Say I have two dataframes with 4 columns each. The first 3 columns are string types, and the 4th column is an array type. I would like to concatenate these two dataframes so that the resulting dataframe will fulfill the following:
In rows where the first 3 columns' values are identical between the two dataframes, the row in the result dataframe will contain the identical values, and the array column will contain a union of all the values in each of the original dataframes' 4th column arrays.
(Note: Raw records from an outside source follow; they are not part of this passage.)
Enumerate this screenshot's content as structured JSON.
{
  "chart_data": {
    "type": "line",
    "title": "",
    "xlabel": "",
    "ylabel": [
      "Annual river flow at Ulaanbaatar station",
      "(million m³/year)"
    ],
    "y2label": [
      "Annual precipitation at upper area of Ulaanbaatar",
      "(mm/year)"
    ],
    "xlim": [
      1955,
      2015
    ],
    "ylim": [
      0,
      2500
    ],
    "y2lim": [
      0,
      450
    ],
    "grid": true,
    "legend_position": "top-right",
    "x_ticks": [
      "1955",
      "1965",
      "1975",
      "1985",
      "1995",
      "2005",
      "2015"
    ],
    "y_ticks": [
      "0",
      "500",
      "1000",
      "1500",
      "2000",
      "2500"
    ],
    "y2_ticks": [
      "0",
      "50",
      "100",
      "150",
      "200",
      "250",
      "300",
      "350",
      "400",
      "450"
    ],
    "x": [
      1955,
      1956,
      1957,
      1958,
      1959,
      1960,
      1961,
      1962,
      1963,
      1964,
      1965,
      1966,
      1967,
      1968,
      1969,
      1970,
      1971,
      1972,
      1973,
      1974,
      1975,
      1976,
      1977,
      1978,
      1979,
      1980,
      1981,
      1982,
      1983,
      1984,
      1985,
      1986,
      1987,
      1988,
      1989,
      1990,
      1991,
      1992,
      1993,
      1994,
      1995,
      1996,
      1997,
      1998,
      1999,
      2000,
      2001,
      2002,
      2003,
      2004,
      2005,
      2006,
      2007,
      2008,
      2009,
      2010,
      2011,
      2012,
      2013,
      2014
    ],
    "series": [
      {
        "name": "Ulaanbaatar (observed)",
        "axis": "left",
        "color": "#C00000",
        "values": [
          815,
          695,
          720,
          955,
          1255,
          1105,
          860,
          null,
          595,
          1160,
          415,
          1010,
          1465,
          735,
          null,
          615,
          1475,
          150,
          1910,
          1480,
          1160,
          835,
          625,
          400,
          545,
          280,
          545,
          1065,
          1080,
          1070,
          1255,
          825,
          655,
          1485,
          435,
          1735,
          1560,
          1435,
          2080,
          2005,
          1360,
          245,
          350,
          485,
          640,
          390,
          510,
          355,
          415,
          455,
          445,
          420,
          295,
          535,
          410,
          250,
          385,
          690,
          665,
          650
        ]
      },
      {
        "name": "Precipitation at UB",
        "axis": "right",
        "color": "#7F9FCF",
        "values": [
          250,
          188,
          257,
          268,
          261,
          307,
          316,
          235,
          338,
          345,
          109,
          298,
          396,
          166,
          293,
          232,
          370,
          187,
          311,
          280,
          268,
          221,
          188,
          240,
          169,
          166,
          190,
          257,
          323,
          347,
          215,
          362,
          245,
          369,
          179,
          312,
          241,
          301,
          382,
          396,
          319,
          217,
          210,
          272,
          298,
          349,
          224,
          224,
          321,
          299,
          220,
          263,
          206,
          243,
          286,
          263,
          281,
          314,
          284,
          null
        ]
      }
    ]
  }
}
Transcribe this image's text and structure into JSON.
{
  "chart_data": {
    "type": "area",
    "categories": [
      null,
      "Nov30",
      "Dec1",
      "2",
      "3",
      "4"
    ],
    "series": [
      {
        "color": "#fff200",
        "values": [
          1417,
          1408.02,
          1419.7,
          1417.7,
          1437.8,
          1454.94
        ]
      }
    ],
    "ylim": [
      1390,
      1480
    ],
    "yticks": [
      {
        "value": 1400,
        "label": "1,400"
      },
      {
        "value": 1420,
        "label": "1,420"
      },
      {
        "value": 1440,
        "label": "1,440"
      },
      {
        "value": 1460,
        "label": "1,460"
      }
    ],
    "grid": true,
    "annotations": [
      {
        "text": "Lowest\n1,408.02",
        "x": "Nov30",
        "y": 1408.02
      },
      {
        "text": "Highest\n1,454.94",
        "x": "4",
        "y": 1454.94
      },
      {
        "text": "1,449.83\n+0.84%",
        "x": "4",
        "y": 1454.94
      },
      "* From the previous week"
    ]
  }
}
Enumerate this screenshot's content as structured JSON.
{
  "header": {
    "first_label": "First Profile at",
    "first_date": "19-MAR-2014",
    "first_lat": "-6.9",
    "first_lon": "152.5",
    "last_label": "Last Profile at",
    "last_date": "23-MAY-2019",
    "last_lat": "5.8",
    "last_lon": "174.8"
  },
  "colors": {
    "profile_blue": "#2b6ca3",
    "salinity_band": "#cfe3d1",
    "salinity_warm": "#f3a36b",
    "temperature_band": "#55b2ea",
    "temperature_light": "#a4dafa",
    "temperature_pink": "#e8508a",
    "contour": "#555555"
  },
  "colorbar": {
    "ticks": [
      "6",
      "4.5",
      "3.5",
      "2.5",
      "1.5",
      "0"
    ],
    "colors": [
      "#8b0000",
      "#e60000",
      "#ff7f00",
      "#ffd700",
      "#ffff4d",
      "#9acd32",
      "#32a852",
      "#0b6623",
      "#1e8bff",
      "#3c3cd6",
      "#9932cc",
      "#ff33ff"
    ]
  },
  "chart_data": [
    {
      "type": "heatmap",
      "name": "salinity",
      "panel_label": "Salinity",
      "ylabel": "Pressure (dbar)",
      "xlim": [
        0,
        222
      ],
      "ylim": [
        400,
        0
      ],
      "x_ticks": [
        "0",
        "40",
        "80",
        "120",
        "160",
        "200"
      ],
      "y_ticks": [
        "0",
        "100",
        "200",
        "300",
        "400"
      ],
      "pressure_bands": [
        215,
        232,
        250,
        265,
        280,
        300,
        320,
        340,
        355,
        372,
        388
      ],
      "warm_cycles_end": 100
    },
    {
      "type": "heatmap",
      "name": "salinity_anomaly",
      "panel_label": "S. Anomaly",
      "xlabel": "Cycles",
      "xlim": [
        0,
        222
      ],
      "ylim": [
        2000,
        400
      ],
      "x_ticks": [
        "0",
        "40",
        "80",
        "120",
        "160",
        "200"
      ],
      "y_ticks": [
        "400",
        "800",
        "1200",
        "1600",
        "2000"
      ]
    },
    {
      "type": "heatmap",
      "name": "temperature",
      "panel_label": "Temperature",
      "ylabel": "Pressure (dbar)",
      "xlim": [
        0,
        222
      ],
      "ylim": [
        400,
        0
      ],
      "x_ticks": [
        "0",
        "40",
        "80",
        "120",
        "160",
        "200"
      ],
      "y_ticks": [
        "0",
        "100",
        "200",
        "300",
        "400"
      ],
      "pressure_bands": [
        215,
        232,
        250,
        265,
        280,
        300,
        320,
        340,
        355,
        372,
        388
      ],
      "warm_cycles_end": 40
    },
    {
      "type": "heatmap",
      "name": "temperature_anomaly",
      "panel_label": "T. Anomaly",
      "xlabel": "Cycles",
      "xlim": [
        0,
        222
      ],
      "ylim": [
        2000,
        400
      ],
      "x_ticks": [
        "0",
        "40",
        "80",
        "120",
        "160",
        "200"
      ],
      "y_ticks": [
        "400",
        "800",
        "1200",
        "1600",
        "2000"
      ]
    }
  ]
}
Rows that don't have an 'identical' (just the first 3 columns) partner in the second dataframe, will appear as they are originally in the result dataframe.
Example:
DF1 = [
Row(str1="StringA", str2="StringB", str3="StringC", arr=["array_member_a"]),
Row(str1="String1", str2="String2", str3="String3", arr=["array_member_1"])]
DF2 = [
Row(str1="StringA", str2="StringB", str3="StringC", arr=["array_member_d"]),
Row(str1="String1", str2="String8", str3="String9", arr=["array_member_x"])]
reulst_DF = [
Row(str1="StringA", str2="StringB", str3="StringC", arr=["array_member_a", "array_member_d"]),
Row(str1="String1", str2="String2", str3="String3", arr=["array_member_1"]),
Row(str1="String1", str2="String8", str3="String9", arr=["array_member_x"])]